Da un nuevo salto a lo desconocido con un viaje de dos meses a Afganistán para conocer a su familia política. “Estaba asustada, ya no comía, quería volver a Marruecos”.

Para su sorpresa, su marido le ofrece entonces ir a estudiar a Londres, pero haciendo escala en Estambul. Al salir del aeropuerto, un hombre les conduce a Gaziantep, una ciudad cercana a la frontera siria.

Islam llega entonces a “una casa donde las mujeres y los hombres estaban separados, con francesas, saudíes, argelinas”. “Me contaron su alegría de ir a la tierra del ‘califato’ en Siria. Estaba desamparada y rompí a llorar”.

ISIS había proclamado dos semanas antes, el 29 de junio de 2014, un “califato” en Siria e Iraq.

Desde el inicio del conflicto en Siria en marzo de 2011, candidatos a la yihad del mundo entero entraron masivamente a través de Turquía, hostil al régimen de Damasco.

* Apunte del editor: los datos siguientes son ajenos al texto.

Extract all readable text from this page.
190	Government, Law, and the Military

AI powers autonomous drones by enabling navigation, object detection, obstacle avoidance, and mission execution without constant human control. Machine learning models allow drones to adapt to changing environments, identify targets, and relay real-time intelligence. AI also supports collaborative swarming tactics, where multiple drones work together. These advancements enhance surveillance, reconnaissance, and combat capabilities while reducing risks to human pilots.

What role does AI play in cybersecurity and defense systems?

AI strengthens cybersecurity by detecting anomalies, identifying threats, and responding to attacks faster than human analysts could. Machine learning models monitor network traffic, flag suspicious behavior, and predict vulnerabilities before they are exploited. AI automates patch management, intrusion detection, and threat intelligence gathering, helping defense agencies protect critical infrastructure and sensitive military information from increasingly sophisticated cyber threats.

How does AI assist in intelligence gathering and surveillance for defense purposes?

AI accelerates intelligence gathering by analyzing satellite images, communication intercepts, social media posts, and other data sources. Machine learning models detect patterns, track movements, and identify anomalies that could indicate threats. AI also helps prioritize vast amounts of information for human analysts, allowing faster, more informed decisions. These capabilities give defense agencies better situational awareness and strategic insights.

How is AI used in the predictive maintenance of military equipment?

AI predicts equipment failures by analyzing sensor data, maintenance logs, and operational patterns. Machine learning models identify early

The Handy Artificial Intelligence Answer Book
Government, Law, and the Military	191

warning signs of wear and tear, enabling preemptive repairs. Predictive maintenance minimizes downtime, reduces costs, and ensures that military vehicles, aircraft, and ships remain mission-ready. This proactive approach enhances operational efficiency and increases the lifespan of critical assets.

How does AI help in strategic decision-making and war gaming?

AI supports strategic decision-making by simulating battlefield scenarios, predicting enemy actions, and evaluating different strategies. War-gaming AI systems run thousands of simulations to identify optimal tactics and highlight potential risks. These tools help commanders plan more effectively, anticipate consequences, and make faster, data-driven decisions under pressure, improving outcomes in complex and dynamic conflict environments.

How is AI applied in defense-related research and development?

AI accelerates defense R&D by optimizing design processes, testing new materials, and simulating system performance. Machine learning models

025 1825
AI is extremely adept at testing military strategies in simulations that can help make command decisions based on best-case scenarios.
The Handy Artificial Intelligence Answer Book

En agosto de 2014, cuando su marido decide internarse en Siria, la joven asegura no tener otra opción que la de seguirlo.

Se encuentra en Manbij, en una “casa para esposas de yihadistas”, con mujeres de Reino Unido, Canadá, Suecia, Finlandia y Rusia. Todas deben entrenarse en el manejo de las armas.

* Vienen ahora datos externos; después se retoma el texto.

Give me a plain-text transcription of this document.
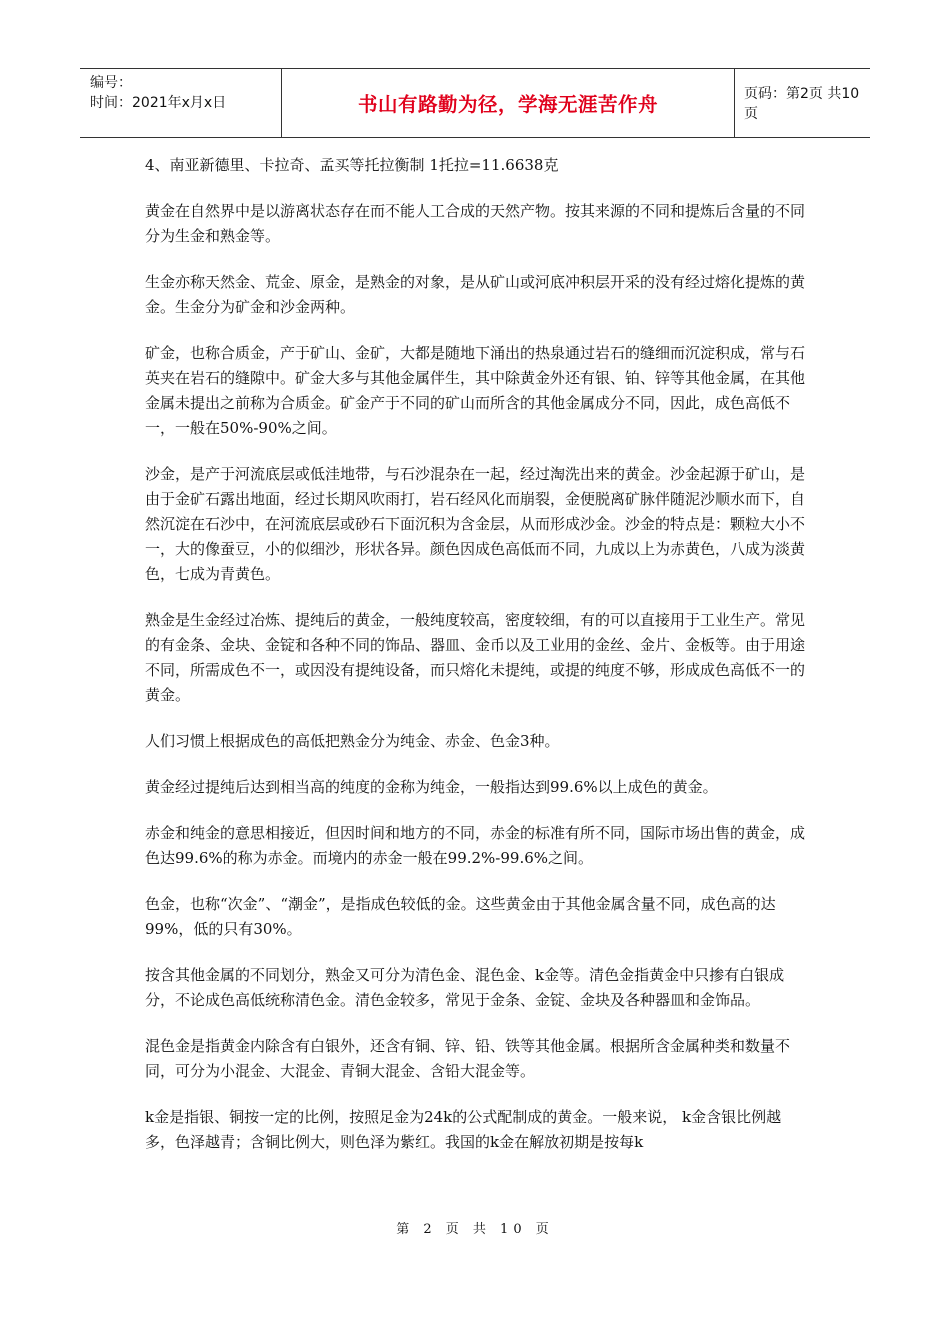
编号：
时间：2021年x月x日	书山有路勤为径，学海无涯苦作舟	页码：第2页 共10页

4、南亚新德里、卡拉奇、孟买等托拉衡制 1托拉=11.6638克

黄金在自然界中是以游离状态存在而不能人工合成的天然产物。按其来源的不同和提炼后含量的不同分为生金和熟金等。

生金亦称天然金、荒金、原金，是熟金的对象，是从矿山或河底冲积层开采的没有经过熔化提炼的黄金。生金分为矿金和沙金两种。

矿金，也称合质金，产于矿山、金矿，大都是随地下涌出的热泉通过岩石的缝细而沉淀积成，常与石英夹在岩石的缝隙中。矿金大多与其他金属伴生，其中除黄金外还有银、铂、锌等其他金属，在其他金属未提出之前称为合质金。矿金产于不同的矿山而所含的其他金属成分不同，因此，成色高低不一，一般在50%-90%之间。

沙金，是产于河流底层或低洼地带，与石沙混杂在一起，经过淘洗出来的黄金。沙金起源于矿山，是由于金矿石露出地面，经过长期风吹雨打，岩石经风化而崩裂，金便脱离矿脉伴随泥沙顺水而下，自然沉淀在石沙中，在河流底层或砂石下面沉积为含金层，从而形成沙金。沙金的特点是：颗粒大小不一，大的像蚕豆，小的似细沙，形状各异。颜色因成色高低而不同，九成以上为赤黄色，八成为淡黄色，七成为青黄色。

熟金是生金经过冶炼、提纯后的黄金，一般纯度较高，密度较细，有的可以直接用于工业生产。常见的有金条、金块、金锭和各种不同的饰品、器皿、金币以及工业用的金丝、金片、金板等。由于用途不同，所需成色不一，或因没有提纯设备，而只熔化未提纯，或提的纯度不够，形成成色高低不一的黄金。

人们习惯上根据成色的高低把熟金分为纯金、赤金、色金3种。

黄金经过提纯后达到相当高的纯度的金称为纯金，一般指达到99.6%以上成色的黄金。

赤金和纯金的意思相接近，但因时间和地方的不同，赤金的标准有所不同，国际市场出售的黄金，成色达99.6%的称为赤金。而境内的赤金一般在99.2%-99.6%之间。

色金，也称“次金”、“潮金”，是指成色较低的金。这些黄金由于其他金属含量不同，成色高的达99%，低的只有30%。

按含其他金属的不同划分，熟金又可分为清色金、混色金、k金等。清色金指黄金中只掺有白银成分，不论成色高低统称清色金。清色金较多，常见于金条、金锭、金块及各种器皿和金饰品。

混色金是指黄金内除含有白银外，还含有铜、锌、铅、铁等其他金属。根据所含金属种类和数量不同，可分为小混金、大混金、青铜大混金、含铅大混金等。

k金是指银、铜按一定的比例，按照足金为24k的公式配制成的黄金。一般来说， k金含银比例越多，色泽越青；含铜比例大，则色泽为紫红。我国的k金在解放初期是按每k

第 2 页 共 10 页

“¡Habrías tenido que decirme desde el principio que querías venir a Siria! ¿Por qué me has roto la vida?”, recuerda haberle dicho a su marido.

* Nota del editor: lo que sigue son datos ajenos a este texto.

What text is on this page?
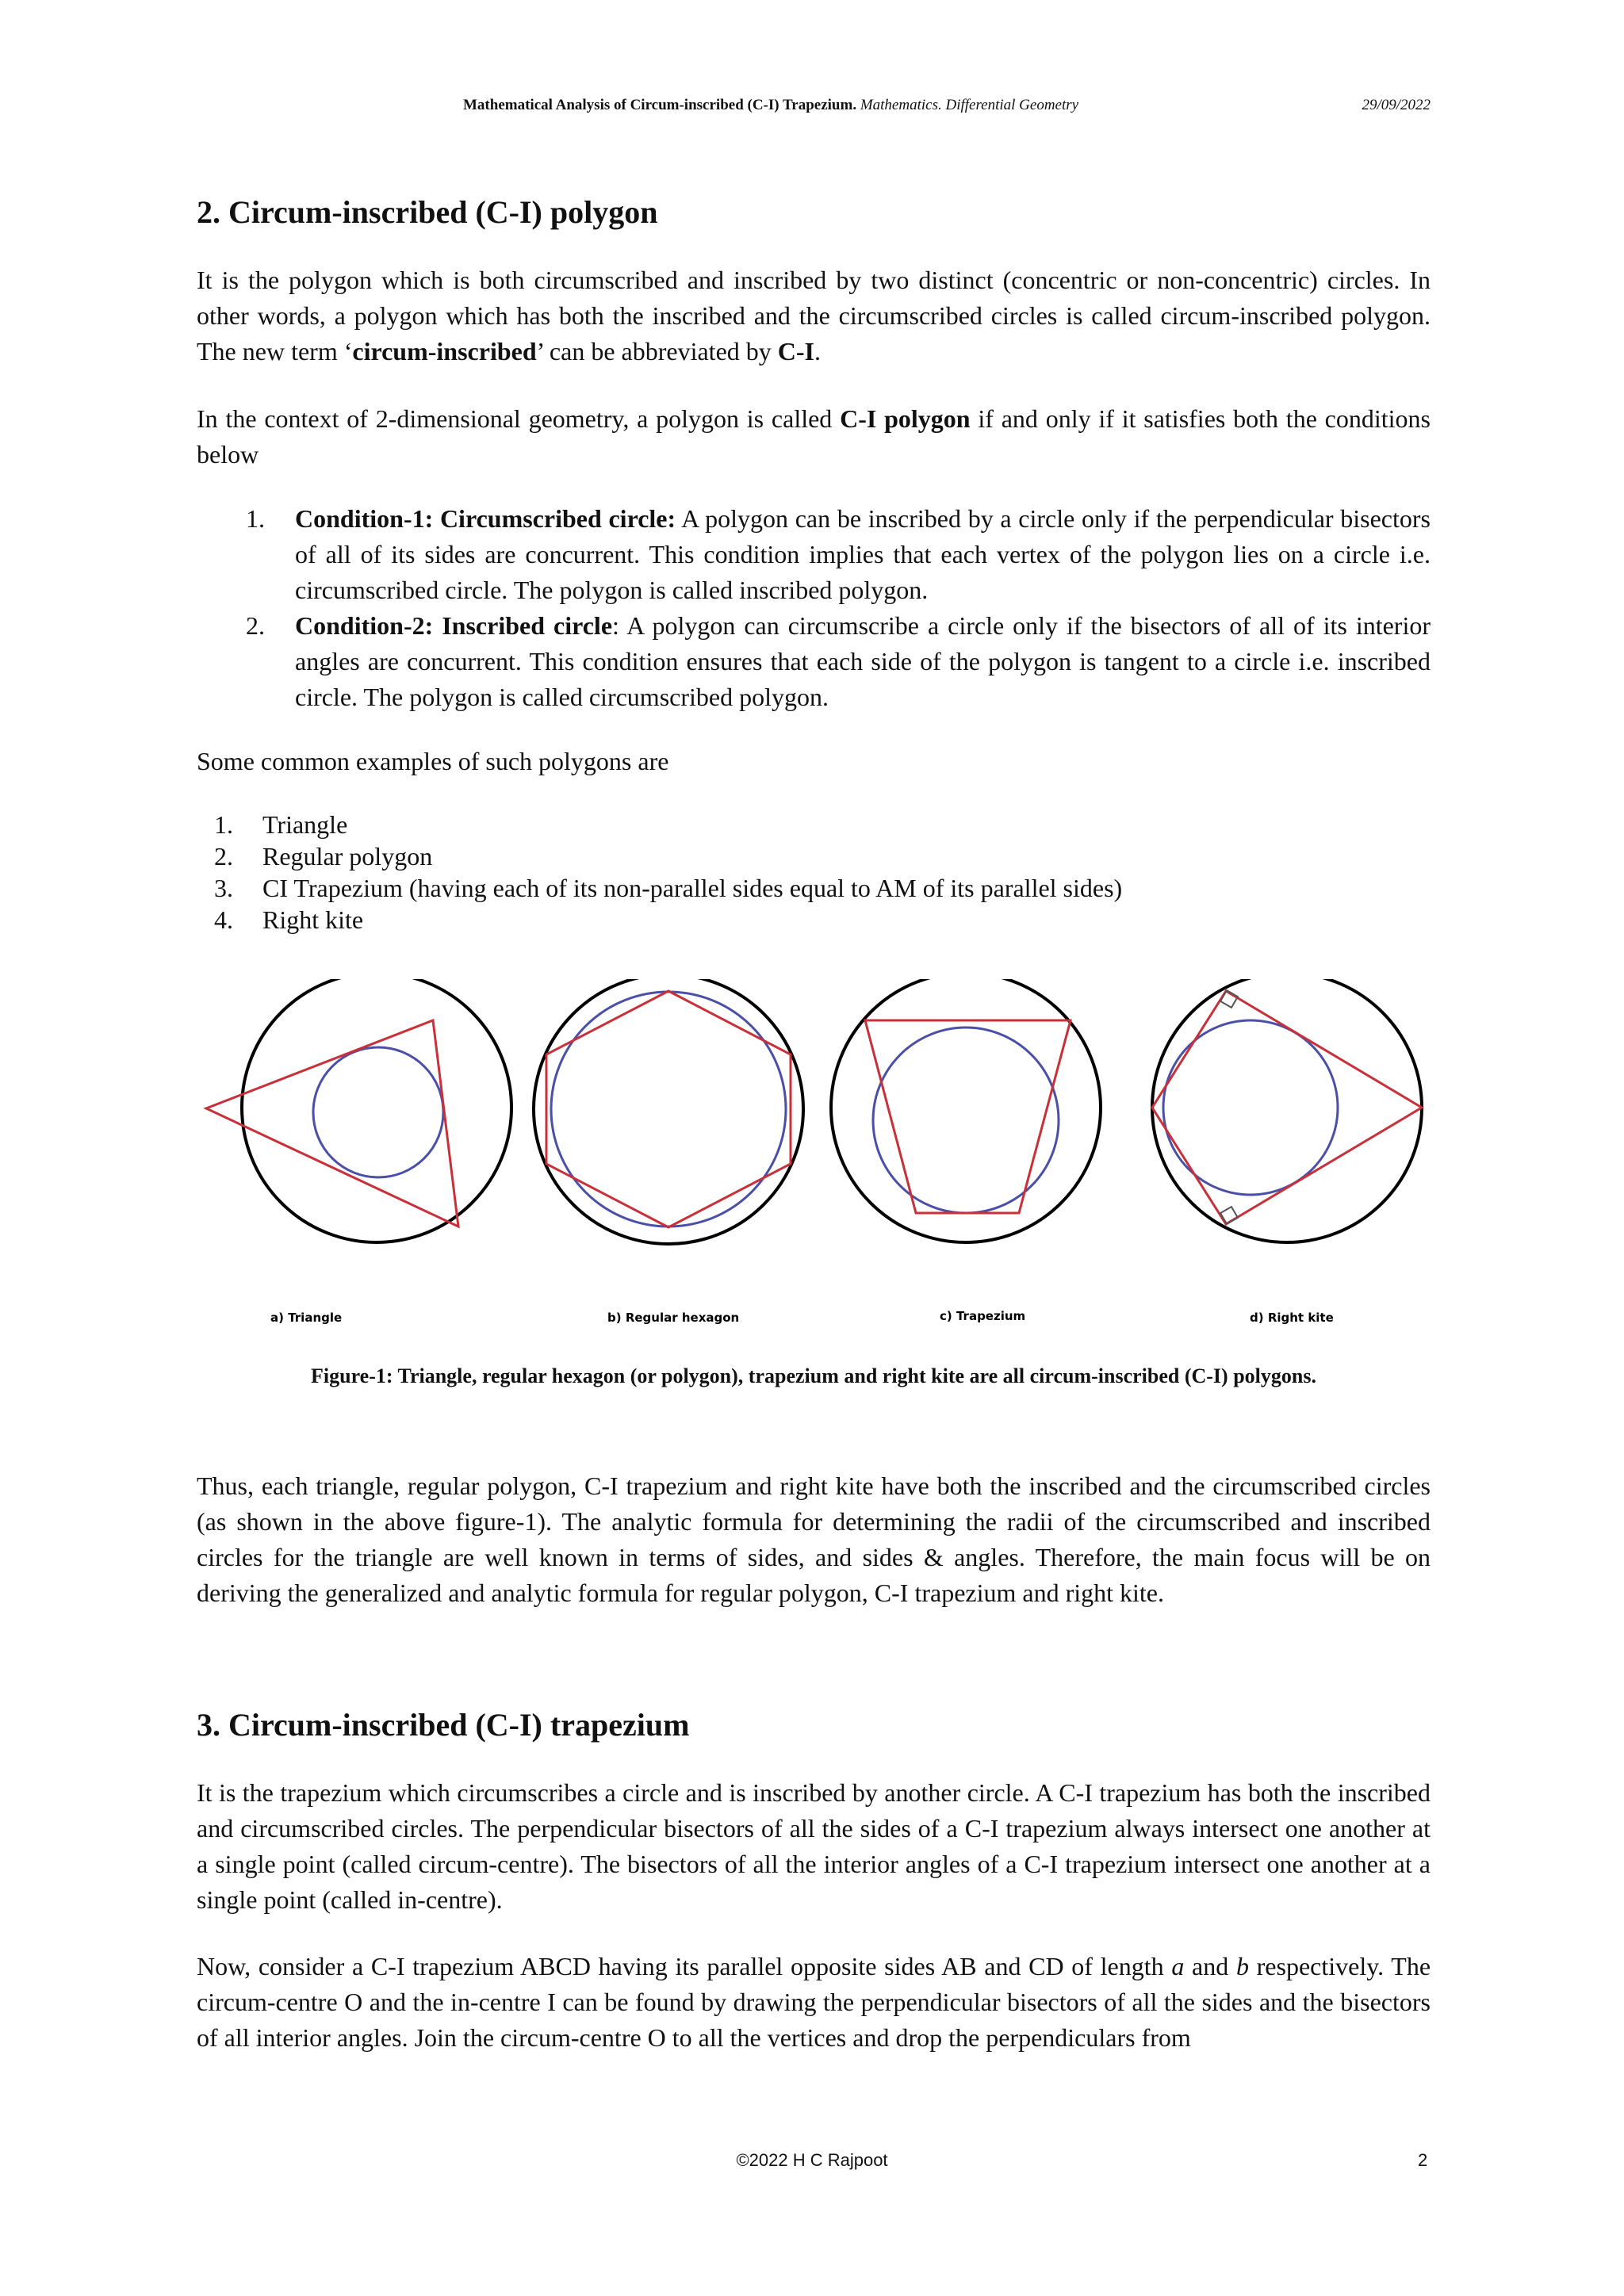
Mathematical Analysis of Circum-inscribed (C-I) Trapezium. Mathematics. Differential Geometry	29/09/2022
2. Circum-inscribed (C-I) polygon

It is the polygon which is both circumscribed and inscribed by two distinct (concentric or non-concentric) circles. In other words, a polygon which has both the inscribed and the circumscribed circles is called circum-inscribed polygon. The new term ‘circum-inscribed’ can be abbreviated by C-I.

In the context of 2-dimensional geometry, a polygon is called C-I polygon if and only if it satisfies both the conditions below

1. Condition-1: Circumscribed circle: A polygon can be inscribed by a circle only if the perpendicular bisectors of all of its sides are concurrent. This condition implies that each vertex of the polygon lies on a circle i.e. circumscribed circle. The polygon is called inscribed polygon.
2. Condition-2: Inscribed circle: A polygon can circumscribe a circle only if the bisectors of all of its interior angles are concurrent. This condition ensures that each side of the polygon is tangent to a circle i.e. inscribed circle. The polygon is called circumscribed polygon.

Some common examples of such polygons are

1. Triangle
2. Regular polygon
3. CI Trapezium (having each of its non-parallel sides equal to AM of its parallel sides)
4. Right kite
a) Triangle	b) Regular hexagon	c) Trapezium	d) Right kite
Figure-1: Triangle, regular hexagon (or polygon), trapezium and right kite are all circum-inscribed (C-I) polygons.

Thus, each triangle, regular polygon, C-I trapezium and right kite have both the inscribed and the circumscribed circles (as shown in the above figure-1). The analytic formula for determining the radii of the circumscribed and inscribed circles for the triangle are well known in terms of sides, and sides & angles. Therefore, the main focus will be on deriving the generalized and analytic formula for regular polygon, C-I trapezium and right kite.

3. Circum-inscribed (C-I) trapezium

It is the trapezium which circumscribes a circle and is inscribed by another circle. A C-I trapezium has both the inscribed and circumscribed circles. The perpendicular bisectors of all the sides of a C-I trapezium always intersect one another at a single point (called circum-centre). The bisectors of all the interior angles of a C-I trapezium intersect one another at a single point (called in-centre).

Now, consider a C-I trapezium ABCD having its parallel opposite sides AB and CD of length a and b respectively. The circum-centre O and the in-centre I can be found by drawing the perpendicular bisectors of all the sides and the bisectors of all interior angles. Join the circum-centre O to all the vertices and drop the perpendiculars from

©2022 H C Rajpoot	2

“Me respondió que era su mujer y tenía que obedecerle”, agrega.

En septiembre, cuando Islam está embarazada de su hijo Abdala, su marido se somete a un entrenamiento militar y es enviado al frente de Kobané.

El 8 de octubre, su cuñado le anuncia la muerte de Jalil. “Me sentía sola, deprimida”, explica. Poco después, el hermano de su marido fallece a su vez en Tikrit, Iraq.

La joven marroquí da a luz a su hijo y se casa con otro afgano, amigo de su difunto esposo.

Como las Fuerzas Democráticas Sirias (FDS) -una alianza antiyihadista de milicias kurdas y árabes- se acercaban a Manbij, la pareja se instala en Raqa, capital de facto del EI en Siria. “Obtuve el divorcio dos meses después porque no conseguía entenderme con él”, confía Islam.

Contrae entonces matrimonio con Abu Talha, un yihadista indio con quien tendrá una hija, Maria, y junto al que permanecerá unos 18 meses.

“Era el mejor de mis tres maridos, se ocupaba bien de mí. El día que supe que lo habían matado, huí con la esposa de un jefe, una yazidí”, explica. ISIS secuestró y vendió como esposas o esclavas sexuales a miles de mujeres de esta minoría de lengua kurda que considera hereje.

Islam afirma hoy que quiere reunirse con su familia y regresar a su país. “Ignoro cómo será mi vida y el futuro de mis hijos. ¿Qué les voy a decir cuando me pregunten por sus padres”, se interroga.